Still, Trump is a dangerous character wreaking havoc on our democracy. Since he’s not my psychotherapy client and never will be I don’t have to develop empathy for him. I try to understand him in order to warn others about how dangerous he is, and to predict his behavior lest he lose total control over his most destructive impulses.
There is no excuse for Trump’s behavior. Many people are damaged by their family of origin and develop compassion for others.
This is an excellent thought piece. I think Trump’s escalating manifestion of evil is overdetermined with a big part being his many political setbacks and the mockery he is subject to nationally and internationally, though declining sexual prowess discussed in this new article, probably associated with marital conflicts, may be a part of this. I think there is a case to be made that Trump never had a loving sexual relationship because of never having that “sacred space” in a relationship with a woman in his adult life. This essay is related to Trump’s never being able to experience this kind of love. It is from “Did a Loss of Sexual Powers Make Trump More Evil?” by author Andy Schmookler.

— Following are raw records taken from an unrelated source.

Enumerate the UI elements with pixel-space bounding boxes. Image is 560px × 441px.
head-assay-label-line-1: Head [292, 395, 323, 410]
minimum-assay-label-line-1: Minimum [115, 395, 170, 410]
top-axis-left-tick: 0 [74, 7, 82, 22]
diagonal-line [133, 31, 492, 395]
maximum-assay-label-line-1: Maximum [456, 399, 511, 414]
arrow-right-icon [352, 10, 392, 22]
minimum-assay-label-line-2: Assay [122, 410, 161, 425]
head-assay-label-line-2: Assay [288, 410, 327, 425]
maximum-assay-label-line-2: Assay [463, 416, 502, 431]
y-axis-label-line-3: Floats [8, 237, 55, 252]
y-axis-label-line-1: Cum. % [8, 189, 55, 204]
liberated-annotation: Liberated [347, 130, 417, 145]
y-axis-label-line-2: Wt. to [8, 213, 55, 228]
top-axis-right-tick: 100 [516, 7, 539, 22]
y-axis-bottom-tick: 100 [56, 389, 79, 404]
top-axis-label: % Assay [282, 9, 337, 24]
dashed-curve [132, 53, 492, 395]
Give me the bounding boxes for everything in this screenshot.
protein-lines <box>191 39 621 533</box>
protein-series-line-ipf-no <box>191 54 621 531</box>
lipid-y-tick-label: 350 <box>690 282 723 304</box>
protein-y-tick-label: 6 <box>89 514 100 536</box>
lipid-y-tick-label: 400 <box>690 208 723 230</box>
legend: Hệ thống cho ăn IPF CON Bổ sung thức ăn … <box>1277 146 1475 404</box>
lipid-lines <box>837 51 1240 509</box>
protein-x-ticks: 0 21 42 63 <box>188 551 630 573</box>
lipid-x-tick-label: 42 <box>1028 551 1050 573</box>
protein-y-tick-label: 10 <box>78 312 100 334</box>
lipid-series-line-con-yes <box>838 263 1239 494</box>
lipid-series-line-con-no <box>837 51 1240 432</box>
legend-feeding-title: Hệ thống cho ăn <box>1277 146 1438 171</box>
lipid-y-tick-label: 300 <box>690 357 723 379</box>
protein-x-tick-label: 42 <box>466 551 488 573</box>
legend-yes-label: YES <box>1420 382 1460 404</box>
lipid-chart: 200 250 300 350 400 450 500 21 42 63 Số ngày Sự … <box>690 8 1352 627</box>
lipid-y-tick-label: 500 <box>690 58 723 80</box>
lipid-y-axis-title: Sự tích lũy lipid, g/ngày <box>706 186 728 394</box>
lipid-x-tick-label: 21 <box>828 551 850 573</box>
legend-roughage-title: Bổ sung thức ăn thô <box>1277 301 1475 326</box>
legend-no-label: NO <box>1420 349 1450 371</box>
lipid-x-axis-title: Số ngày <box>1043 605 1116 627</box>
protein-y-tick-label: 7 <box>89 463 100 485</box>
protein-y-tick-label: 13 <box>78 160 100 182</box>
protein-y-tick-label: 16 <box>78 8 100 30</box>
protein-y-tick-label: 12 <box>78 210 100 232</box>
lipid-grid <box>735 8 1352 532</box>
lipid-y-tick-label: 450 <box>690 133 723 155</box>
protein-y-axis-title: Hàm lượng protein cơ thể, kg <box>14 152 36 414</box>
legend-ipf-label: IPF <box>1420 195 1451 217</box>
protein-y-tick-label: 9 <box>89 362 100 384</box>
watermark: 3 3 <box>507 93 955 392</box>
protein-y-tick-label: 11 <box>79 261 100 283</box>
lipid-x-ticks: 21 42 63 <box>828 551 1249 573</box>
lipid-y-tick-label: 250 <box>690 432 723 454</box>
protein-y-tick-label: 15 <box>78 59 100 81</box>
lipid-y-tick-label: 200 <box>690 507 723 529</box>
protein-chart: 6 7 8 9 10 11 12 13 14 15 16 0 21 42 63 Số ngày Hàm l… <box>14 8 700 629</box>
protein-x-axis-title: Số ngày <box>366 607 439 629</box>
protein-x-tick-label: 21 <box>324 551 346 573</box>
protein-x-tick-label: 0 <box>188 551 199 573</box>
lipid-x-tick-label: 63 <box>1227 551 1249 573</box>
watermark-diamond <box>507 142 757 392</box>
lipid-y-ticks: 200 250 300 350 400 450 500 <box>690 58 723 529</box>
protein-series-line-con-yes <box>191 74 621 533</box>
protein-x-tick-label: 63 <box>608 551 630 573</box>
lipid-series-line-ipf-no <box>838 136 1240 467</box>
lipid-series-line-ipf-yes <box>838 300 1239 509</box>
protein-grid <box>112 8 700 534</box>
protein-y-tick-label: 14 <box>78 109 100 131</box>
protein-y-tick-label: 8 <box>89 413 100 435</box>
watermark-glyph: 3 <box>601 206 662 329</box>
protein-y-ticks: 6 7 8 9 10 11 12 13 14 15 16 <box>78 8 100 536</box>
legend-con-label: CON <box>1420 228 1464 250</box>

One of the core ideas in a piece I published back in 2017 — titled “The Sacred Space of Lovers” — is that because the passing of life from generation to generation is such an essential requirement of what has been required for our form of life to survive, we are structured so that those parts of our being involved with that process go deep. Those experiences that have been associated ancestrally with the successful accomplishment of that essential life-mission register within us as importantly fulfilling, because that sense of deeply important value is what motivates us to do what the perpetuation of our kind requires us to do.
That piece — about the “sacred space” — was focused especially on the depth of fulfillment that is possible when the various dimensions involved in the “lovers’” relationship are brought together in an integrated way. These dimensions include not just sexuality, but also love, and the other kinds of wholeness that help establish a foundation for the formation of a healthy family. Meaning the kind of family that best nurtures the healthy growth of the resulting children, who are equipped to begin that process all over again when they reach maturity.
With Donald Trump, that kind of “sacred space” seems clearly to have never been in the cards. It seems clear that he is simply not emotionally capable of the kind of open-hearted, caring, kind, honest relationship it would require.